IMF’den Küresel Ekonomi İçin Kritik Uyarı: Büyüme Yavaşlıyor
Uluslararası Para Fonu (IMF) Birinci Başkan Yardımcısı Gita Gopinath, Güney Afrika’da düzenlenen G20 Maliye Bakanları ve Merkez Bankası Başkanları toplantısında küresel ekonominin geleceğine dair önemli açıklamalarda bulundu. Gopinath, artan ticaret gerilimleri ve politika belirsizliklerinin küresel büyümeyi tehdit ettiğini vurguladı.
Dünya Ekonomik Görünümü ve Revizyonlar
Nisan ayında yayımlanan Dünya Ekonomik Görünümü raporuna atıfta bulunan Gopinath, küresel büyüme beklentilerini paylaştı. Raporda yer alan öngörüler şu şekildeydi:
- 2025 yılı küresel büyüme tahmini: %2,8
- 2026 yılı küresel büyüme tahmini: %3,0
Gopinath, bu tahminlerin özellikle ABD ve Çin gibi büyük ekonomiler için zayıflayan talep ve artan ticaret gerilimleri nedeniyle önemli aşağı yönlü revizyonlar içerdiğini belirtti. Enflasyon cephesinde ise küresel manşet enflasyonun yavaş bir düşüşle 2025’te %4,3‘e, 2026’da ise %3,6‘ya gerilemesinin beklendiğini ifade etti. IMF’nin bu tahminleri Temmuz sonunda güncelleyeceği bilgisini de paylaştı.
Ticaret Gerilimleri ve Belirsizlikler
Nisan ayından bu yana ekonomik göstergelerin karmaşık bir tablo sunduğunu belirten Gopinath, “Gümrük vergileri artmadan önce yapılan önden yüklemelerin ve bazı ticaret sapmalarının güçlü kanıtlarını gördük. Aynı zamanda, bazı ticaret anlaşmalarının ortalama tarifeleri düşürmesiyle birlikte küresel finansal koşullarda bir iyileşme yaşandı” dedi. Enerji fiyatlarındaki düşüşün ve azalan talebin enflasyondaki düşüş trendini desteklediğini ancak ülkeler arasında farklılıklar olduğunu da ekledi. Gopinath, görünümdeki aşağı yönlü risklerin baskınlığını ve yüksek belirsizliği koruduğunu vurguladı.

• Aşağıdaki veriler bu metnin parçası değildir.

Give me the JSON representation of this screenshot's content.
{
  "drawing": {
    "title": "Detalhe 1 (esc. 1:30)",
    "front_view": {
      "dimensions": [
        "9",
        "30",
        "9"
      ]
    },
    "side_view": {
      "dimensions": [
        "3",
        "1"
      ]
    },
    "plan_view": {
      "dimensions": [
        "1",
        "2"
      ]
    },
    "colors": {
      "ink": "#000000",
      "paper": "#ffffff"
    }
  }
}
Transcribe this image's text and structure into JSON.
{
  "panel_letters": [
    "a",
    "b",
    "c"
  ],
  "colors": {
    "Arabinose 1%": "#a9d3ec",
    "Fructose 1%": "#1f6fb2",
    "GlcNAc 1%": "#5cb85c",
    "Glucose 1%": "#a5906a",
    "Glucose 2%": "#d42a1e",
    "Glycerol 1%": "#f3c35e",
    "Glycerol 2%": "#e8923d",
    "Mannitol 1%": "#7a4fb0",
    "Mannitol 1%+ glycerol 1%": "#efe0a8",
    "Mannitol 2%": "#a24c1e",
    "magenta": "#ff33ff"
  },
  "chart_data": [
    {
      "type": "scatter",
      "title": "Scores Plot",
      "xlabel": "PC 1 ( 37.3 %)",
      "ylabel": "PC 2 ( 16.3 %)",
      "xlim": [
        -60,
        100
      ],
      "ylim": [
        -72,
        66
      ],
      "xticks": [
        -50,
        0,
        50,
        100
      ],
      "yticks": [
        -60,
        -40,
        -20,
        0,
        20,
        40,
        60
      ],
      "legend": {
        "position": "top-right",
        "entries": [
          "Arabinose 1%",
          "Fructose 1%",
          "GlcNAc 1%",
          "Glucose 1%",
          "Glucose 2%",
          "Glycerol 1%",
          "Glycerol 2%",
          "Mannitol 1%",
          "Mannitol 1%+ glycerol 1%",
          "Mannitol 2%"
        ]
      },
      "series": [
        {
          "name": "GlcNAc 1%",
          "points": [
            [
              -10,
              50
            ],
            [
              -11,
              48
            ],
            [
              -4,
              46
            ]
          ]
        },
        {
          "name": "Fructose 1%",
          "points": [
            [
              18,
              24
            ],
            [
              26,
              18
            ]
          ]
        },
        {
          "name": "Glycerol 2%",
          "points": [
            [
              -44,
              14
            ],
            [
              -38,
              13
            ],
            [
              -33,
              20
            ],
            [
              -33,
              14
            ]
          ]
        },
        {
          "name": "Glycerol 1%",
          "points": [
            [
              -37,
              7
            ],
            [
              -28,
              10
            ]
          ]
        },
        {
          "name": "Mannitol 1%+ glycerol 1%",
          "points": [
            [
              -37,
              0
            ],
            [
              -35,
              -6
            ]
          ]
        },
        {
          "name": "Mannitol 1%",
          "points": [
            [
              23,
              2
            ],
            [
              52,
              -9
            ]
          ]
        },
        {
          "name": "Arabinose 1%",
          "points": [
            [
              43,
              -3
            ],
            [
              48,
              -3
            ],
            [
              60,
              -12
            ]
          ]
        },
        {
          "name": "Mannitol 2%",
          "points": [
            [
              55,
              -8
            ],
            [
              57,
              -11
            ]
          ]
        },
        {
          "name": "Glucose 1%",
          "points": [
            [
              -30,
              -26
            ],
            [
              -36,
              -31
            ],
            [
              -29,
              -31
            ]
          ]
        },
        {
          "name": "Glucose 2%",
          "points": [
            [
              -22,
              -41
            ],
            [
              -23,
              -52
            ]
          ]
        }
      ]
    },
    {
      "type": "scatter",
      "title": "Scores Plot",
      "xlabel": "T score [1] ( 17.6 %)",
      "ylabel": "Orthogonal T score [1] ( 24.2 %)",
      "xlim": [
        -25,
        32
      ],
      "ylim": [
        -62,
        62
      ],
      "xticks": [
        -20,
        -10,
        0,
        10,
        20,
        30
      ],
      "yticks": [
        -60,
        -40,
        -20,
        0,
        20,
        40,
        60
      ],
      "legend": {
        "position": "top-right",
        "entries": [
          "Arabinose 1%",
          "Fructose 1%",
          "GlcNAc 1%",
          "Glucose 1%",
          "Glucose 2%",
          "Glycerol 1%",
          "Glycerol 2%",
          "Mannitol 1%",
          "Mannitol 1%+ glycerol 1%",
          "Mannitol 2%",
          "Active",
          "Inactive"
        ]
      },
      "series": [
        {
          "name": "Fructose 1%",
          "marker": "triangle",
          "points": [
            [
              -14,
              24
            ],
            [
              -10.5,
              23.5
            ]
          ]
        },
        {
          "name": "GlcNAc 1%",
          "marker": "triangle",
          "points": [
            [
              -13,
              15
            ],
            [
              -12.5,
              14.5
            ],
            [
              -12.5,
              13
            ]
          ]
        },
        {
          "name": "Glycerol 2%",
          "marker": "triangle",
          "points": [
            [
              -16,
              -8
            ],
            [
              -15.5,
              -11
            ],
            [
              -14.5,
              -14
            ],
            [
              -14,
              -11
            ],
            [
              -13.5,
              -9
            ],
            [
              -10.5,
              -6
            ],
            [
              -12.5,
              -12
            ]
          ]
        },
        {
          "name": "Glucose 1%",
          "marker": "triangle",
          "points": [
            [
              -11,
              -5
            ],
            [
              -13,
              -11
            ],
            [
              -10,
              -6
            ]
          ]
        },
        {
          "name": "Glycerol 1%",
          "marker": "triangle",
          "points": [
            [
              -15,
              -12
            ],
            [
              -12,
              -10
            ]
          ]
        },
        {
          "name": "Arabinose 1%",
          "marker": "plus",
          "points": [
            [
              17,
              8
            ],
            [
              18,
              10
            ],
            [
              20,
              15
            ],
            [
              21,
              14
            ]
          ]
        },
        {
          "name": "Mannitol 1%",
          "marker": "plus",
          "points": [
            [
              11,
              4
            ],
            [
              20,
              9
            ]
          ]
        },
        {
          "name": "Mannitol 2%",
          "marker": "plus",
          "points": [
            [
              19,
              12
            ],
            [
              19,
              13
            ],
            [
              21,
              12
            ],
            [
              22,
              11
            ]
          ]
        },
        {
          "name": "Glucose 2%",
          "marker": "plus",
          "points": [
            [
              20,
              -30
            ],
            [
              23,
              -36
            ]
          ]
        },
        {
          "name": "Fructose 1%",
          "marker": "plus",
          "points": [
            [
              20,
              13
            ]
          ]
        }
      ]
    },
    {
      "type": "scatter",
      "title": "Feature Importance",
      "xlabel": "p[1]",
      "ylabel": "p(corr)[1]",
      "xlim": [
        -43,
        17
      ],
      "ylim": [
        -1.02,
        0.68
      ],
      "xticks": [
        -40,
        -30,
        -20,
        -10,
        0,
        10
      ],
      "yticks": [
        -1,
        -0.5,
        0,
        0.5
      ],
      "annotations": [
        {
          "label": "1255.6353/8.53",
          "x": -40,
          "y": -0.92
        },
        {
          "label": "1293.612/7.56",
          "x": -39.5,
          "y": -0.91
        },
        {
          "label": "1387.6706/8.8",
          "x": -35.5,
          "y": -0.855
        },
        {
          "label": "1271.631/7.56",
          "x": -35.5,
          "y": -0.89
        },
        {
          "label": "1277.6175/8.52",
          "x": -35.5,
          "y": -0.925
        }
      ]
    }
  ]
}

Politika Yapıcılara Acil Çağrı ve Öneriler
Bu zorlu tablo karşısında politika yapıcıların atması gereken adımlara dikkat çeken Gopinath, öncelikli olarak ticaret gerilimlerinin çözülmesi ve temel iç dengesizlikleri giderecek makroekonomik politikaların uygulanması gerektiğini söyledi. Bu sürecin, mali alanın yeniden tesis edilmesi ve borcun sürdürülebilir bir patikaya oturtulmasını da içerdiğini bildirdi.
Para Politikası ve Yapısal Reformlar
Gopinath, fiyat ve finansal istikrarın korunması için para politikasının her ülkenin kendi koşullarına göre hassas bir şekilde ayarlanması ve bu süreçte açık, tutarlı bir iletişim stratejisi izlenmesi gerektiğini kaydetti. Merkez bankalarının bağımsızlığının önemine de değinen Gopinath, yapısal reformların hayati rolünü şu sözlerle özetledi:
“Orta vadeli büyümeyi artırmak ve demografik değişimlerin etkisini dengelemek adına yapısal reformlar hayati önemdedir. Bu da verimliliği artırmayı, istihdam yaratmayı ve yeni teknolojilerden yararlanmayı içerir.”
Son olarak, sermaye akışlarını teşvik etmek ve borç sürdürülebilirliğini sağlamak için hem iç reformların hem de etkili borç yapılandırma mekanizmalarının gerekliliğinin altını çizdi.